Artículo de opinión de Oscar Izquierdo, presidente de FEPECO

Las sociedades modernas marchan gracias a un engranaje complejo de servicios que garantizan derechos, sostienen infraestructuras y permiten la convivencia. En el centro de ese mecanismo o por lo menos con cierta relevancia se sitúa el empleado público, que lejos de ser un mero ejecutor de trámites, debería ser la garantía viva del buen funcionamiento de la sociedad concreta a la que sirve. Sin embargo, todavía persiste una tendencia a percibir al funcionario como alguien distante, protegido por una supuesta seguridad laboral y salarial, por cierto, fama que han conseguido gracias a su perseverante desidia, que en ocasiones se transforma en rigidez, exceso de poder que no deberían tener ni ejercer y desafección hacia el ciudadano.
Esta percepción no surge de la nada, siempre la Administración Pública ha sido concebida como un espacio donde la estabilidad laboral es un fin en sí mismo. El valor del servicio público queda, en muchas ocasiones, desplazado por la sensación de que el puesto desempeñado otorga una legitimidad casi incuestionable. Esa mentalidad, más cercana a lo que podríamos denominar un mandato divino que a una verdadera responsabilidad pública, dificulta que algunos trabajadores del sector público se vean a sí mismos como profesionales productivos, sujetos a evaluación, mejora continua y vocación a los demás.
Para entender por qué la Administración Pública existe y son necesarios sus profesionales, conviene recordar su origen. A medida que las sociedades se fueron conformando como tales, creció la complejidad de gestionar lo común, superando la capacidad de la autogestión directa. Se hizo necesario delegar en un grupo de personas tareas esenciales, tales como organizar recursos, velar por el cumplimiento de normas, redistribuir bienes, asegurar servicios y mantener el orden. La ciudadanía, a cambio, aceptó financiar esa estructura mediante impuestos, bajo un contrato implícito basado en tres pilares, a saber, buena gestión, mejor gobierno y transparencia. Es decir, eficiencia, responsabilidad y actuación profesionalizada. El funcionario, por lo tanto, no existe como un puesto de trabajo privilegiado, sino como una función, no se le otorga poder, sino responsabilidad.

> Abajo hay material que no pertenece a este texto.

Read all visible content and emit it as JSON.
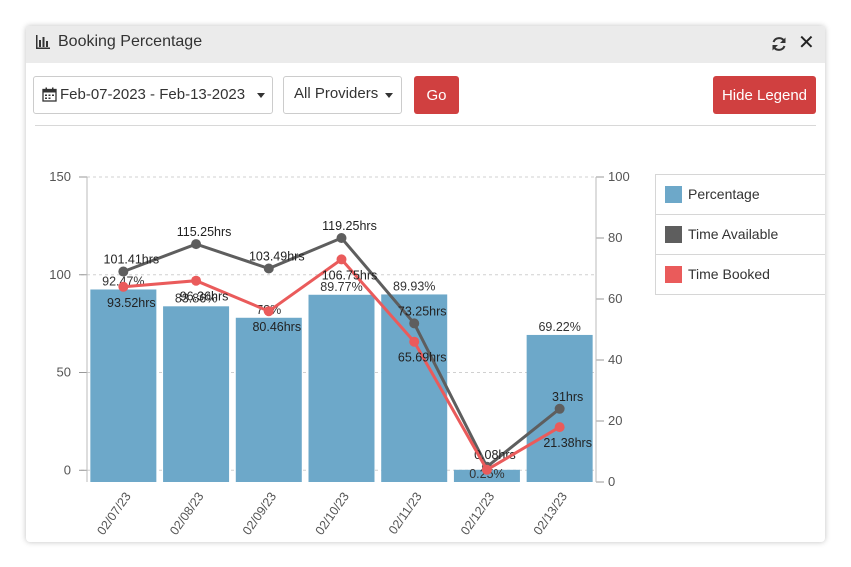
{
  "window": {
    "title": "Booking Percentage",
    "title_icon": "bar-chart-icon",
    "refresh_icon": "refresh-icon",
    "close_icon": "close-icon",
    "close_glyph": "✕"
  },
  "toolbar": {
    "date_range": "Feb-07-2023 - Feb-13-2023",
    "date_icon": "calendar-icon",
    "provider_select": "All Providers",
    "go_label": "Go",
    "hide_legend_label": "Hide Legend"
  },
  "colors": {
    "percentage": "#6da8c9",
    "time_available": "#5e5e5e",
    "time_booked": "#ea5b5b",
    "button": "#d04040"
  },
  "chart_data": {
    "type": "bar",
    "categories": [
      "02/07/23",
      "02/08/23",
      "02/09/23",
      "02/10/23",
      "02/11/23",
      "02/12/23",
      "02/13/23"
    ],
    "series": [
      {
        "name": "Percentage",
        "type": "bar",
        "axis": "left",
        "values": [
          92.47,
          83.86,
          78,
          89.77,
          89.93,
          0.25,
          69.22
        ],
        "labels": [
          "92.47%",
          "83.86%",
          "78%",
          "89.77%",
          "89.93%",
          "0.25%",
          "69.22%"
        ]
      },
      {
        "name": "Time Available",
        "type": "line",
        "axis": "right",
        "values": [
          69,
          78,
          70,
          80,
          52,
          5,
          24
        ],
        "labels": [
          "101.41hrs",
          "115.25hrs",
          "103.49hrs",
          "119.25hrs",
          "73.25hrs",
          "0.08hrs",
          "31hrs"
        ]
      },
      {
        "name": "Time Booked",
        "type": "line",
        "axis": "right",
        "values": [
          64,
          66,
          56,
          73,
          46,
          4,
          18
        ],
        "labels": [
          "93.52hrs",
          "96.36hrs",
          "80.46hrs",
          "106.75hrs",
          "65.69hrs",
          "",
          "21.38hrs"
        ]
      }
    ],
    "y_left": {
      "ticks": [
        0,
        50,
        100,
        150
      ],
      "range": [
        -6,
        150
      ]
    },
    "y_right": {
      "ticks": [
        0,
        20,
        40,
        60,
        80,
        100
      ],
      "range": [
        0,
        100
      ]
    },
    "grid": "horizontal dashed",
    "legend_position": "right"
  }
}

El reto actual consiste en reconstruir un ecosistema mental y organizativo que devuelva este origen a la conciencia profesional de quienes trabajan en el sector público. Para ello, es necesario generar una cultura donde se entienda que su misión no nace de la autoridad del cargo, sino de la legitimidad que le concede cada ciudadano que contribuye con sus recursos económicos a su mantenimiento, es decir a que cobre un sueldo.

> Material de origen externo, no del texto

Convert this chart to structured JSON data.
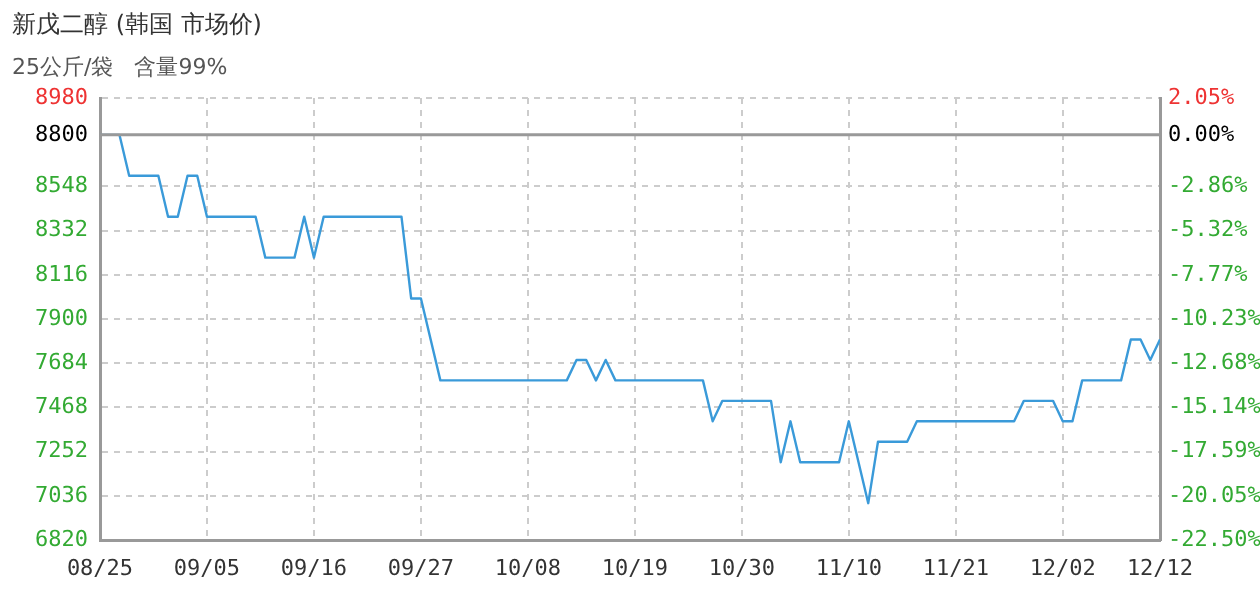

Este cambio implica varios elementos clave. En primer lugar, formación continua en ética o moralidad pública, porque la honradez, la transparencia y la orientación al servicio no se presuponen, se cultivan. En segundo lugar, sistemas de evaluación y reconocimiento del desempeño concreto, que premien la productividad real y no solo la antigüedad o la permanencia. En tercer lugar, una comunicación interna que refuerce la idea de corresponsabilidad, recordando que cada interacción con el ciudadano representa la imagen de la Administración Pública al completo. Por último, es imprescindible romper la distancia simbólica entre el burócrata y el ciudadano, fomentando una actitud de cercanía, escucha y resolución. Un empleado público consciente de su papel no se siente intocable, sino útil, no vive de la autoridad, sino del propósito, no se blinda, sino que se compromete. Cuando esa mentalidad se impone, la Administración Pública deja de ser un aparato distante para convertirse en un auténtico servicio público, siendo eficaz, humano y unido con quienes la sostienen. Ya el presidente Ronald Reagan declaró que “el mostrador de un funcionario es lo más cerca que estaremos de la eternidad en vida”.